Framework	Model	Constraint ↑	Content ↑	Style ↑	Avg. ↑	Diversity ↑
DeepPresenter	GPT-5	4.83	3.50	3.63	3.99	0.387
DeepPresenter	Gemini 3.1 Pro	4.17	3.33	4.00	3.83	0.370
DeepPresenter	GLM-5	4.00	3.57	4.00	3.86	0.366
SlideTailor	GPT-5	3.83	2.93	4.03	3.60	0.399
SlideTailor	Gemini 3.1 Pro	3.83	3.20	4.00	3.68	0.364
SlideTailor	GLM-5	3.83	2.97	4.00	3.60	0.348
MemSlides (Ours)	GPT-5	5.00	3.60	3.90	4.17	0.380
MemSlides (Ours)	Gemini 3.1 Pro	3.33	3.37	4.10	3.60	0.463
MemSlides (Ours)	GLM-5	3.83	3.34	4.03	3.74	0.391

Localized Revision (Tool Memory Ablation)

Table 3 reports results on nine diagnostic modify pairs. Tool-memory injection improves Closed-Loop Completion (0.963 vs. 0.815), Strict Verify (0.534 vs. 0.310), reduces Time to First Correct Edit (242.5 s vs. 609.5 s), and lowers Core Tool Time Ratio (0.327× geometric mean). Pair-level counts (W-L-T-NA) show 3-1-5-0 for completion and 8-1-0-0 for verification.

Model	Memory Injected	Closed-Loop Completion ↑	Strict Verify ↑	First Correct Edit (s) ↓	Core Tool Time Ratio ↓
GPT-5	✓	1.000	0.646	211.3	0.740×
GPT-5	✗	0.667	0.294	234.2	1.000×
GLM-5	✓	1.000	0.488	195.9	0.344×
GLM-5	✗	0.889	0.434	500.9	1.000×
Gemini 3.1 Pro	✓	0.889	0.469	309.9	0.137×
Gemini 3.1 Pro	✗	0.889	0.201	968.2	1.000×
Overall	✓	0.963	0.534	242.5	0.327×
Overall	✗	0.815	0.310	609.5	1.000×

Qualitative Evidence

Figure 5 shows that given a local edit request (“change ‘4 groups’ to ‘8 heads’”), DeepPresenter alters non-target regions (formula block removed, layout rewritten) while MemSlides applies a targeted patch preserving aligned content.
Figure 6 illustrates cross-job profile consolidation: local feedback cues (e.g., concept-clarification cues, next-step questions) become reusable organization patterns (evidence-boundary tables, owner/timeline tables) in later jobs.

Theoretical and Practical Implications

Theoretical: The results demonstrate that effective personalization in presentation generation requires separating signals by lifetime: persistent user profile memory (cross-job), session-level working memory (within-job), and reusable execution experience (tool memory). This separation reduces context pressure and prevents drift during multi-turn revision.
Practical: MemSlides provides an interaction substrate that learns user preferences from revision feedback without requiring users to fully specify preferences upfront. The Plan–Act–Guard pipeline with localized scope can be adapted to other document editing domains (e.g., reports, web pages).
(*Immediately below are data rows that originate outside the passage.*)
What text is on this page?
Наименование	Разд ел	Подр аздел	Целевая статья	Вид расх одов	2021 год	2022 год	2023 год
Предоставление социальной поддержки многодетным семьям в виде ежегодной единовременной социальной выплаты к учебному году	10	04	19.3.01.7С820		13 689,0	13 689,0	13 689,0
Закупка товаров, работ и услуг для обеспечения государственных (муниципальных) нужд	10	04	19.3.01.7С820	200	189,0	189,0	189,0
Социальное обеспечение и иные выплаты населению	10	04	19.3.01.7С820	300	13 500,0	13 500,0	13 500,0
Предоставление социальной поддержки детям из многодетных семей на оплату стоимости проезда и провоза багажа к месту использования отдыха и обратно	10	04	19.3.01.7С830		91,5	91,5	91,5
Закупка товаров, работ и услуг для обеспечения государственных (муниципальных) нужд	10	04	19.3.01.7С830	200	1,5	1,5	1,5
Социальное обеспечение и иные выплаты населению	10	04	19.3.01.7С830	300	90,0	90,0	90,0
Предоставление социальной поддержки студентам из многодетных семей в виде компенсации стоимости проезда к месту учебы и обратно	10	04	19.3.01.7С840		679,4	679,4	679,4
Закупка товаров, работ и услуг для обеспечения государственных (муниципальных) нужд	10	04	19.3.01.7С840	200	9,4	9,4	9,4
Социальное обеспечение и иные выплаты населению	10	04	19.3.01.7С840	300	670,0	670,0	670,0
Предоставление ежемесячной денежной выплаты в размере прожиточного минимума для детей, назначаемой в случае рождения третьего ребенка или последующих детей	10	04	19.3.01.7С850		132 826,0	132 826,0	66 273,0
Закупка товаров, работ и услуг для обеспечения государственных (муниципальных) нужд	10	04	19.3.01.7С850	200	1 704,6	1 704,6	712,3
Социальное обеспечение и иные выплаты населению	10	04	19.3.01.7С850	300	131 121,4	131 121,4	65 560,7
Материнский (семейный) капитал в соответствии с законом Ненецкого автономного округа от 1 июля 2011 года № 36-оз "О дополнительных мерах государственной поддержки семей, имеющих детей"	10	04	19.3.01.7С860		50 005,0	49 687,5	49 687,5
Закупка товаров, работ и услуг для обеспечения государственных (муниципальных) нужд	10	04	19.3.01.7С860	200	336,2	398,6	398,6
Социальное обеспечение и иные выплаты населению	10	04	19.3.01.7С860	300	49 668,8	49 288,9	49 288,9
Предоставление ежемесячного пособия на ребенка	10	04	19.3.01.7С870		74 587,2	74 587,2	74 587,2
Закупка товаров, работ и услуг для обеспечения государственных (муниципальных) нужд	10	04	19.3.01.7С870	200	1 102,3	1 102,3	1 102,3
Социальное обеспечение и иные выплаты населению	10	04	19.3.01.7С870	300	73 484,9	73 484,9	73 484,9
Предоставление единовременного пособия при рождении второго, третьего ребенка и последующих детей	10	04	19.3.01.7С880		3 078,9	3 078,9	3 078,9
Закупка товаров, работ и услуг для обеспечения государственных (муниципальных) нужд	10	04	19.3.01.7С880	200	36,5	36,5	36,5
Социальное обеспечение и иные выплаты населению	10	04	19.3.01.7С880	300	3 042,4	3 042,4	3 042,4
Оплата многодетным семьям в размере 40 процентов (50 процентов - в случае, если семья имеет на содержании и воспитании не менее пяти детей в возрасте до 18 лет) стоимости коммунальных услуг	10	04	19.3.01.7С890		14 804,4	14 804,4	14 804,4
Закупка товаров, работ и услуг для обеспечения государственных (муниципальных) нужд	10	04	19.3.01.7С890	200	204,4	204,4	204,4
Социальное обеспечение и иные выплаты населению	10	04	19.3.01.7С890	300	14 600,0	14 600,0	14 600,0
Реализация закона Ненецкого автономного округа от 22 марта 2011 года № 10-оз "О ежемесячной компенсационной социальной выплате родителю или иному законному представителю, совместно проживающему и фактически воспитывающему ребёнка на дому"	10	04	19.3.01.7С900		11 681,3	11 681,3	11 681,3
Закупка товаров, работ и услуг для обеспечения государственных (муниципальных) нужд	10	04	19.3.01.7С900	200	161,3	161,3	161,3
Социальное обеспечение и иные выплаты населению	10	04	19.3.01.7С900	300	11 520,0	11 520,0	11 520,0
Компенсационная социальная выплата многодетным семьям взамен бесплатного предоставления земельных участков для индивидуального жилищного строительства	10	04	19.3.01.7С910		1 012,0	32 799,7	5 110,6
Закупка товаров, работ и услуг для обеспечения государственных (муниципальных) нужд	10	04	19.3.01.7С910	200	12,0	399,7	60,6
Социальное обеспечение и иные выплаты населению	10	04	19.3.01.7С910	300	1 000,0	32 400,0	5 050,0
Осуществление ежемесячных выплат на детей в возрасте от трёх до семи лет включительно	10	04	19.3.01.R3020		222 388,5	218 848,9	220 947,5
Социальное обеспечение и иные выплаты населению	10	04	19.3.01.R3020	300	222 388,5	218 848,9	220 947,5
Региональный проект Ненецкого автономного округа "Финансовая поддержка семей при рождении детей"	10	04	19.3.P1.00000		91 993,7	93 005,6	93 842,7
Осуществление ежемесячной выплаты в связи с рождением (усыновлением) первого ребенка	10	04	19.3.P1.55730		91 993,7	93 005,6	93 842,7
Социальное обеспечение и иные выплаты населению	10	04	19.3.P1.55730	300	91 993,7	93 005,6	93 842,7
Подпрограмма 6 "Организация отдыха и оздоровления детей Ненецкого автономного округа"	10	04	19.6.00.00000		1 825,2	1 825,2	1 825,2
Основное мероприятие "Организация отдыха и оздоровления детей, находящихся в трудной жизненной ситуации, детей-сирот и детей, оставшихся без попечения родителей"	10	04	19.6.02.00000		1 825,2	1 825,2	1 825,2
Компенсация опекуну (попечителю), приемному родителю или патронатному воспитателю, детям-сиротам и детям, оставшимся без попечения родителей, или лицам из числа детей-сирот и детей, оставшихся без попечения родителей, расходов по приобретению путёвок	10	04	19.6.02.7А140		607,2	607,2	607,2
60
The profile consolidation mechanism (Eq. 6) generalizes local feedback into reusable templates, reducing future manual input.
Evaluation: The persona-alignment judgment protocol and diagnostic matched-pair modify setting offer reusable evaluation methods for personalized generation systems, including multi-persona, multi-intent profile banks and locality-sensitive metrics (closed-loop completion, core-tool-time ratio).

Conclusion

MemSlides introduces a hierarchical memory framework for personalized presentation generation that separates user profile memory, active temporary memory, and tool memory. Controlled experiments show improved round-0 persona alignment (up to +3 points on Specificity) and diagnostic gains in localized modify reliability (tool memory injection reduces first-correct-edit time by 60% and increases strict verification from 0.31 to 0.53). Qualitative results confirm that scoped patch-level edits preserve aligned content while carrying session preferences across rounds.

Limitations and Future Work: The evidence is scoped to controlled persona-alignment judgments, diagnostic matched-pair settings, and qualitative cross-job consolidation. Future work should include broader human studies, randomized edit sets, and stronger safeguards for memory consent, deletion, and sensitive-preference handling. The framework’s hierarchical memory design may generalize to other personalized document authoring tasks.